College van Beroep voor het bedrijfsleven

Datum uitspraak
17 september 2010
Publicatiedatum
5 april 2013
Zaaknummer
AWB 09/1182 ea
Instantie
College van Beroep voor het bedrijfsleven
Type
Uitspraak
Rechtsgebied
Bestuursrecht
Procedures
  • Eerste en enige aanleg
Rechters
Vindplaatsen
  • Rechtspraak.nl
AI samenvatting door LexboostAutomatisch gegenereerd

Beroep tegen niet-ontvankelijk verklaring van bezwaren tegen veilingnota's bloemkwekerijheffing

In deze zaak hebben appellanten, bestaande uit meerdere B.V.'s, bezwaar gemaakt tegen de veilingoverzichten van ingehouden vakheffing bloemkwekerijproducten die door de K zijn verzonden in de jaren 2007, 2008 en 2009. De verweerder, het Productschap Tuinbouw, heeft deze bezwaren bij afzonderlijke besluiten van 31 juli, 4 en 5 augustus, en 1, 4 en 14 september, 2 en 14 oktober 2009 kennelijk niet-ontvankelijk verklaard. Hiertegen hebben appellanten tijdig beroep ingesteld bij het College van Beroep voor het bedrijfsleven. Tijdens de zitting op 21 juni 2010 zijn de gemachtigden van beide partijen verschenen.

De beoordeling van het geschil richt zich op de vraag of de veilingnota's als besluiten in de zin van artikel 1:3, eerste lid, van de Algemene wet bestuursrecht (Awb) kunnen worden aangemerkt.
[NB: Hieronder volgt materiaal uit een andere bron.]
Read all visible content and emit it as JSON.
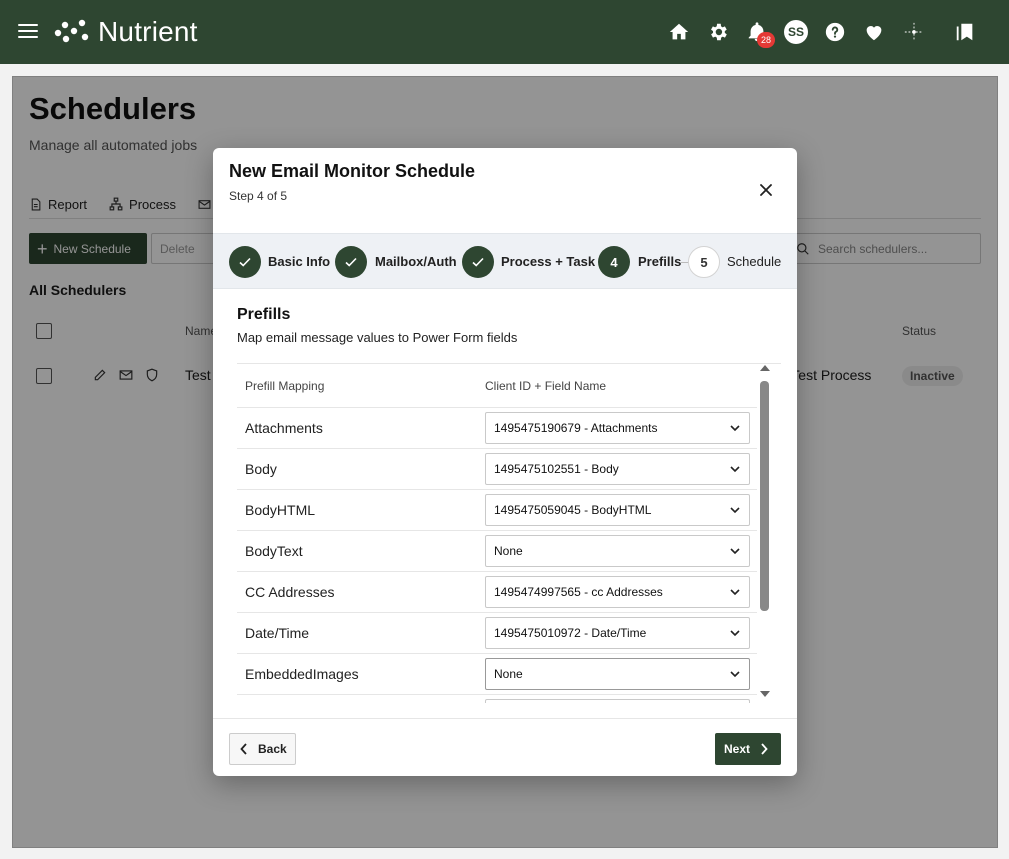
{
  "app": {
    "logo_text": "Nutrient",
    "notification_count": "28",
    "avatar_initials": "SS"
  },
  "icons": [
    "menu-icon",
    "home-icon",
    "gear-icon",
    "bell-icon",
    "help-icon",
    "heart-icon",
    "sparkle-icon",
    "bookmark-icon"
  ],
  "colors": {
    "brand": "#2e4631",
    "badge": "#e53935"
  },
  "page": {
    "title": "Schedulers",
    "subtitle": "Manage all automated jobs",
    "tabs": [
      {
        "label": "Report"
      },
      {
        "label": "Process"
      }
    ],
    "new_button": "New Schedule",
    "delete_button": "Delete",
    "search_placeholder": "Search schedulers...",
    "section_label": "All Schedulers",
    "columns": {
      "name": "Name",
      "status": "Status"
    },
    "row": {
      "name": "Test",
      "process": "r Test Process",
      "status": "Inactive"
    }
  },
  "modal": {
    "title": "New Email Monitor Schedule",
    "step_text": "Step 4 of 5",
    "steps": [
      {
        "number": "1",
        "label": "Basic Info",
        "state": "done"
      },
      {
        "number": "2",
        "label": "Mailbox/Auth",
        "state": "done"
      },
      {
        "number": "3",
        "label": "Process + Task",
        "state": "done"
      },
      {
        "number": "4",
        "label": "Prefills",
        "state": "active"
      },
      {
        "number": "5",
        "label": "Schedule",
        "state": "todo"
      }
    ],
    "section_title": "Prefills",
    "section_subtitle": "Map email message values to Power Form fields",
    "table": {
      "col1": "Prefill Mapping",
      "col2": "Client ID + Field Name",
      "rows": [
        {
          "label": "Attachments",
          "value": "1495475190679 - Attachments"
        },
        {
          "label": "Body",
          "value": "1495475102551 - Body"
        },
        {
          "label": "BodyHTML",
          "value": "1495475059045 - BodyHTML"
        },
        {
          "label": "BodyText",
          "value": "None"
        },
        {
          "label": "CC Addresses",
          "value": "1495474997565 - cc Addresses"
        },
        {
          "label": "Date/Time",
          "value": "1495475010972 - Date/Time"
        },
        {
          "label": "EmbeddedImages",
          "value": "None"
        }
      ]
    },
    "back_button": "Back",
    "next_button": "Next"
  }
}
Het College oordeelt dat de veilingnota's geen besluiten zijn, omdat deze nota's slechts dienen als bewijs van de inhoudingen en geen publiekrechtelijke rechtshandeling inhouden. De appellanten hebben aangevoerd dat de maandelijkse veilingnota's ten onrechte niet als besluiten zijn aangemerkt, en dat verweerder onterecht de verantwoordelijkheid voor de HBAG-heffing bij het Hoofdbedrijfschap Agrarische Groothandel heeft gelegd.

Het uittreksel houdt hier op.